Less muscle means more significant weakness and less mobility, both of which may increase your risk of falls and fractures. A study found that people with sarcopenia had 2.3 times the risk of having a low-trauma fracture from a fall, such as a broken hip, collarbone, leg, arm, or wrist.

The Hormonal Factor

One possible contributor to sarcopenia is the natural decline of testosterone, the hormone that stimulates protein synthesis and muscle growth. Think of testosterone as the fuel for your muscle-building fire.

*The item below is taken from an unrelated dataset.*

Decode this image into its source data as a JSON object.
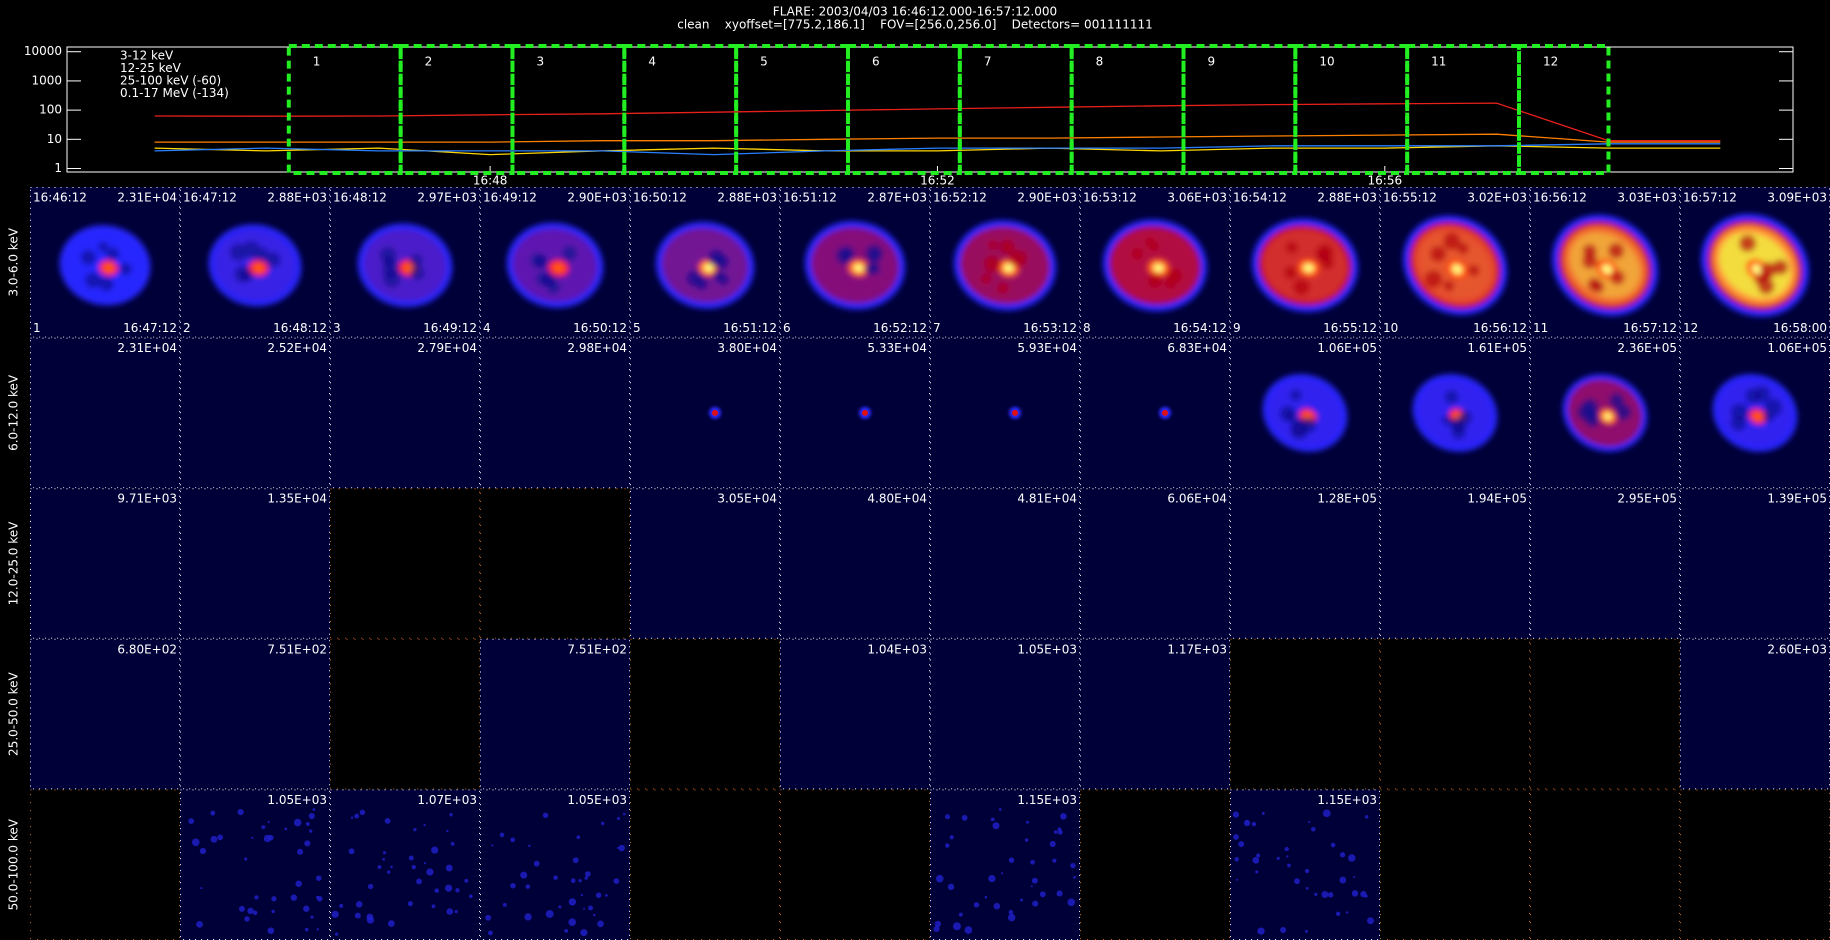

Some research has shown that supplemental testosterone can add lean body mass—that is, muscle—in older men, but there can be adverse effects. Plus, the FDA has not approved these supplements specifically for increasing muscle mass in men.

Therefore, the best means to build muscle mass, no matter your age, is progressive resistance training. With PRT, you gradually amp up your workout volume—weight, reps, and sets—as your strength and endurance improve.

This constant challenge builds muscle and keeps you away from plateaus where you stop making gains. 

The Power Of Protein Powder

Your diet also plays a role in building muscle mass. Protein is the king of muscle food. The body breaks it down into amino acids, which it uses to build muscle. However, older men often experience anabolic resistance, which lowers their bodies ability to break down and synthesize protein.

Therefore, as with PRT, if you are older, you need more. A recent study suggests a daily intake of 1 to 1.3 grams of protein per kilogram of body weight for older adults who do resistance training. For example, a 175-pound man would need about 79 g to 103 g a day. If possible, divide your protein equally among your daily meals to maximize muscle protein synthesis.